Divergence in a model leads to a stress quantity that continually increases as the user refines the mesh globally or in areas of localized high stress. Divergence is typically encountered when the load transfer concentrates in the geometry at a sharp corner. The stress will continue to rise based on its own definition;
With a sharp corner the area becomes, zero. This drives the stress value upwards with each new, tighter mesh. In manufacturing a perfect edge does not exist. All modern manufacturing methods will create small fillets. The fillet helps transfer the load over a larger area hence eliminating the stress concentration.
Lets Discuss Convergence In a Simulation Model:
In Finite Element Analysis (FEA) the results are an approximation. The way a user becomes comfortable with the stress, strain, and deflection calculated by an analysis depends on convergence. A recommended variation of 5% stress between runs usually indicates good stress convergence.
To reach convergence a user can apply multiple methods, over the course of their analysis studies.
Global Mesh Refinement
The Global mesh refinement method indicates that a user over the course of three or four studies tightens the global mesh size incrementally until the calculated results are within the users specified convergence range.
- Plus: Easy to adjust the setting of global mesh size.
Minus: Larger run times due to areas of low stress having the mesh refined as well. The more elements in the Finite Element Model the longer the computing time.Mesh Control
Mesh control allows a user to specify mesh refinement in localized areas of high stress leaving the global mesh density larger. This is the recommended method.
- Plus: Allows user more control over the mesh in areas of high stress. Keeps computation time shorter as only areas of interest are being refined.
Minus: This takes more time to setup and identify areas to add mesh control.Adaptive Meshing (H Method)

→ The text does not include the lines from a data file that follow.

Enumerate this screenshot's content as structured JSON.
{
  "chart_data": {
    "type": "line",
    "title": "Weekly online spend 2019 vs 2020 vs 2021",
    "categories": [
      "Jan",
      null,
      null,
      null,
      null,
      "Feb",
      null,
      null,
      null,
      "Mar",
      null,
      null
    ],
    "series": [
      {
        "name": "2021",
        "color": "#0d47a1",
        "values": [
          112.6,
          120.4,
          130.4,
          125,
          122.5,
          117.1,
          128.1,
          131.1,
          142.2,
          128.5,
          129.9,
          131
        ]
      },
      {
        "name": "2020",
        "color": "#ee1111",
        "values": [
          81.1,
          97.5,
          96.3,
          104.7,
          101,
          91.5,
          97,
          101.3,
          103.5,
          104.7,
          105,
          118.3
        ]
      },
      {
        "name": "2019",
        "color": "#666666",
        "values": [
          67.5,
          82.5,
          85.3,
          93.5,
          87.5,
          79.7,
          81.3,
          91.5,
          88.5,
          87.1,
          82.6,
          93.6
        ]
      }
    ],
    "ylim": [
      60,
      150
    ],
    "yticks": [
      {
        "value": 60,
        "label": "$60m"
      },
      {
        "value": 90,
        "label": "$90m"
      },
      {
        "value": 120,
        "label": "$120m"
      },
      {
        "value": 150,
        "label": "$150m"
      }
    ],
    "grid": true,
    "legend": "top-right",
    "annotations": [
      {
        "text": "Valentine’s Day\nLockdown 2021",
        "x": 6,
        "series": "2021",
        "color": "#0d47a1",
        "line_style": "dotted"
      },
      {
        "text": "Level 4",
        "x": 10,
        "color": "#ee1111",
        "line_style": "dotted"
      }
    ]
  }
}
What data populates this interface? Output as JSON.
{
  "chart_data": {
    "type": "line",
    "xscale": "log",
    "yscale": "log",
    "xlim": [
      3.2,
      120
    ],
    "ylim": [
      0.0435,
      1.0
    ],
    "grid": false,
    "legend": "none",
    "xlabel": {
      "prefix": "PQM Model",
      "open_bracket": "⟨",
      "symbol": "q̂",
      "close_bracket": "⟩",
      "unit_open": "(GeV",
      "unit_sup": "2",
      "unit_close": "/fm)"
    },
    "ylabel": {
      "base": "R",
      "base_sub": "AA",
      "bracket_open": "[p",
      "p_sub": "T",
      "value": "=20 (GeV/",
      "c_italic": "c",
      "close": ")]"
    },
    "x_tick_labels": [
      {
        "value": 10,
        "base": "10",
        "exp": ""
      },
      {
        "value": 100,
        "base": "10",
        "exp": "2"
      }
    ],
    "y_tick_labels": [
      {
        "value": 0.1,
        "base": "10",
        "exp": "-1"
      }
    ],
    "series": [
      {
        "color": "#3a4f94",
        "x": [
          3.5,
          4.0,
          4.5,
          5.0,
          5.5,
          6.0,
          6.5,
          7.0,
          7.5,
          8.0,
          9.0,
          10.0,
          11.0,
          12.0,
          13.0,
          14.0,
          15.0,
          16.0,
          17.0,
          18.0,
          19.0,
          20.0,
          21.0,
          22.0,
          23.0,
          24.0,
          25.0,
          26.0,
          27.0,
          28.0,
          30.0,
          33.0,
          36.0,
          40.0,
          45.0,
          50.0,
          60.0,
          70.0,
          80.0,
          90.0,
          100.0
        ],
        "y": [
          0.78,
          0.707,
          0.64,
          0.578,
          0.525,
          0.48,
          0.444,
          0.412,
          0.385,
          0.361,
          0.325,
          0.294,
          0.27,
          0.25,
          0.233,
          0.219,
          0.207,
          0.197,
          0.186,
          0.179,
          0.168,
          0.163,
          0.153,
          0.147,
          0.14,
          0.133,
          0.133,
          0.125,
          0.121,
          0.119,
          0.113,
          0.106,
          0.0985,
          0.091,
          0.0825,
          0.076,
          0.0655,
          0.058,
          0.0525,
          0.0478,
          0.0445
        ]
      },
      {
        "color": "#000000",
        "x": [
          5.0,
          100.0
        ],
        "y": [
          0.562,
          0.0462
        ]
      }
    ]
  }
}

Adaptive meshing allows the users to apply “mesh cruise control”. Simulation looks for convergence based on parameters the user specifies, usually a target accuracy for the Strain Energy Norm. Simulation automatically adds mesh control in areas of calculated high stress. It is important that the original mesh starts at default settings, and it is recommended this method be used with standard meshing. Five iterations is usually a good starting point. Note that H Adaptive is only run once, as the software completes the mesh refinement and runs for you. Remember that if the target accuracy is not achieved, you can re-run the H-adaptive study again and it will continue from the last iteration.
- Plus: Simulation automates the process.
Minus: Additional analysis setup time is required.When adding mesh control or mesh refinement always take small steps. Mesh density should be adjusted in small increments. For example if a mesh control starts at 0.25″ the next change would be 0.2″. We generally recommend a 20% reduction in mesh size with each successive analysis for applied mesh controls.
Let’s discuss Standard versus Curvature based mesh:
The Standard Mesh has been used from the beginning of SOLIDWORKS Simulation. The Standard mesher uses the Voronoi-Delaunay meshing scheme for subsequent meshing operations. The Standard mesher incorporates a global size that reads the thinnest area of the component and dictates at minimum cross section at least two elements define the thickness in the mesh. This may lead to mesh refinement in areas that may not be required. Manual mesh control can then be applied to refine specified areas.
The Curvature based mesh creates more elements in higher-curvature areas automatically (without the need to apply mesh controls). Typically curvature based meshes do not need additional user applied mesh controls, and take less steps to achieve convergence.
The output from any simulation is mesh dependent. An analysis of a model with a good quality mesh will have different answers than the same model with a poor quality mesh. It is always important to look at the mesh plot and investigate the aspect ratio of the mesh. Aspect ratio is a measure of the skew of an element, defined as the ratio of the longest edge/ shortest edge. For a high Quality element, the Aspect Ratio should be less than 3. Overall 85% to 90% of the elements in a mesh should have an Aspect Ratio of less than 3. A high Aspect Ratio will cause higher stress to be calculated in that element than surrounding cells.